Colton looked at where Danny was staring. “Hallo. You’re probably hungry.” The mouse’s ears trembled.

“Is this normal?” Danny asked, watching the mouse. Its whiskers twitched, nose sniffing the air. “You being friends with the tower mice?”

“No one else to talk to.”

Danny winced. Keeping his eyes on the mouse, he broke off a piece of bread and leaned forward. The mouse grabbed it with tiny paws and began nibbling at once, spilling crumbs down Colton’s shirt.

Danny laughed. “I feel like I’m in my own fairy tale.”

Colton smiled.

The larger gears couldn’t be handled without assistance from at least two other people, so Danny reluctantly used the ladder to reach the higher ones and wiped them off as they moved. He attacked between the spokes with his brush and dust and grit flew off, making him sneeze.

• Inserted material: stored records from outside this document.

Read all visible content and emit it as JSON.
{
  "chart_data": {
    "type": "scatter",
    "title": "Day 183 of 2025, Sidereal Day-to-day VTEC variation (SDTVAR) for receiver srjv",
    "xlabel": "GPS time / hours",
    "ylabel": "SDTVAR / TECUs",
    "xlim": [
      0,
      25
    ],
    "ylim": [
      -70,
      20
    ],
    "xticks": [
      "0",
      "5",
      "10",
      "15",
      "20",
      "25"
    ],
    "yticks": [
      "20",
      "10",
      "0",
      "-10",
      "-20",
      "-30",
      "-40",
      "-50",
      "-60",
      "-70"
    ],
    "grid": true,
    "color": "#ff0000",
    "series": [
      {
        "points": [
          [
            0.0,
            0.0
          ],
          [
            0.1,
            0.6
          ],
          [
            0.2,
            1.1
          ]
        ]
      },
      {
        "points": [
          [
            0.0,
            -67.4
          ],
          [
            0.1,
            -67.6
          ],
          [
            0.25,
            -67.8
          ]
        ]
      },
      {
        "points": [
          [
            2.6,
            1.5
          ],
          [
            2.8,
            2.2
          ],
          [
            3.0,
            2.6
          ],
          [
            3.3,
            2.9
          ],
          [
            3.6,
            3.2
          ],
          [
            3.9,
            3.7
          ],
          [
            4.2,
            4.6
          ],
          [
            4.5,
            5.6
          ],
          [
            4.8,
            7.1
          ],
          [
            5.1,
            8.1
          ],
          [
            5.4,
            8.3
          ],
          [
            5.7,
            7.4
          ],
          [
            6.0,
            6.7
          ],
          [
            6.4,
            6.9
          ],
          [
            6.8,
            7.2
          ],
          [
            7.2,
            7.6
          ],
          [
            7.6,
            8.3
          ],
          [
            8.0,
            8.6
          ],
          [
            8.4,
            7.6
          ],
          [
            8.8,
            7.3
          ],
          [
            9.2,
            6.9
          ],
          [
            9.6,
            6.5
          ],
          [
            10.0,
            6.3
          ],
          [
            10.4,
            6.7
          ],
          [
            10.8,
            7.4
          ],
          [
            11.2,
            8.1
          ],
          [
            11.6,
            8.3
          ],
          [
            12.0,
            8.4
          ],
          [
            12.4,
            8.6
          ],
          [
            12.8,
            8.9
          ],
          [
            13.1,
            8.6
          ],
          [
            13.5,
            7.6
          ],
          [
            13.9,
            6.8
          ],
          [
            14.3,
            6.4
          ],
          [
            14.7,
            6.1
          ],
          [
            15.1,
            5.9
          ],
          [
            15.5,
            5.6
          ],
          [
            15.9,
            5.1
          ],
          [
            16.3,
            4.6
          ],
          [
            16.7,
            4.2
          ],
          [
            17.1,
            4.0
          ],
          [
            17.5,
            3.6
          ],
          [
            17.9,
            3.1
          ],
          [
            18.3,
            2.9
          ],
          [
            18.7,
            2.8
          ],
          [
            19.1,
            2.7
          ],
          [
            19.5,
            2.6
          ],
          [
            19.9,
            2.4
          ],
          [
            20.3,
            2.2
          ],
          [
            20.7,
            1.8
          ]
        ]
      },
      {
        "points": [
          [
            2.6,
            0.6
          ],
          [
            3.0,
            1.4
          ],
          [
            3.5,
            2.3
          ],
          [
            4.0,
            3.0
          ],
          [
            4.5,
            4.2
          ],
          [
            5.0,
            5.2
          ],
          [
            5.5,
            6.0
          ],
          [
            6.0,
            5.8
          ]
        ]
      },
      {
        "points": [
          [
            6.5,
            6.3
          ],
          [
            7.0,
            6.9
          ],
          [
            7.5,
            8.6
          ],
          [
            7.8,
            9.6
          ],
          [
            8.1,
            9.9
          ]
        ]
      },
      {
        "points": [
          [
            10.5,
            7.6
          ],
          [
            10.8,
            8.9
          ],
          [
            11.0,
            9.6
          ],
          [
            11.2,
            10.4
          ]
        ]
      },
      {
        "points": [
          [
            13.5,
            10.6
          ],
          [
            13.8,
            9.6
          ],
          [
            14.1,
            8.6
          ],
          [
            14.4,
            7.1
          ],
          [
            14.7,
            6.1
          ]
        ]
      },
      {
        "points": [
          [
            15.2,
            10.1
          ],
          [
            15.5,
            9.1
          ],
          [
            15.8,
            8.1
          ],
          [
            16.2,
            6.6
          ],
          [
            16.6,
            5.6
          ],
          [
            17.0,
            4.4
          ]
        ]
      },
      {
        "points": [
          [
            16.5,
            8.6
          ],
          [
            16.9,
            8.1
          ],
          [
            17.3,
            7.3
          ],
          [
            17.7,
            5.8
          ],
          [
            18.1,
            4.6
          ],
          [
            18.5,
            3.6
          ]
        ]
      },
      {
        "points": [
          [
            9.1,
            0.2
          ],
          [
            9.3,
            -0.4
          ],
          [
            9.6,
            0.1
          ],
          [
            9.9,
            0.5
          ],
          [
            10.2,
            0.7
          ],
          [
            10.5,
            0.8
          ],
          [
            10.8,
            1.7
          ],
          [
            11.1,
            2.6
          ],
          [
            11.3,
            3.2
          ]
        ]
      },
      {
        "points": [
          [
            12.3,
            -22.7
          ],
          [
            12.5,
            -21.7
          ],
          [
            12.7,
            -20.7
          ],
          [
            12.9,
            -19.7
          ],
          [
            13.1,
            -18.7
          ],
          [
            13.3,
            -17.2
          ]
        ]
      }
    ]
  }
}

Finally, Danny turned to the main structure of the clockwork. He watched the central cog turn for some time until he knelt to wipe it with an alcohol-soaked cloth. Streaks of grime peeled away, revealing a bright copper surface underneath.

As he dusted off the spokes, he sensed Colton standing at his back. He was silent, but Danny felt his tension like a pulled bowstring. He would be rather nervous himself if someone were laying their hands upon his heart.

“No one’s treated me this gently in a long time,” the spirit said.

Danny looked up at him. Colton’s face was grave, the fairy tales now reduced to nothing but a childish distraction.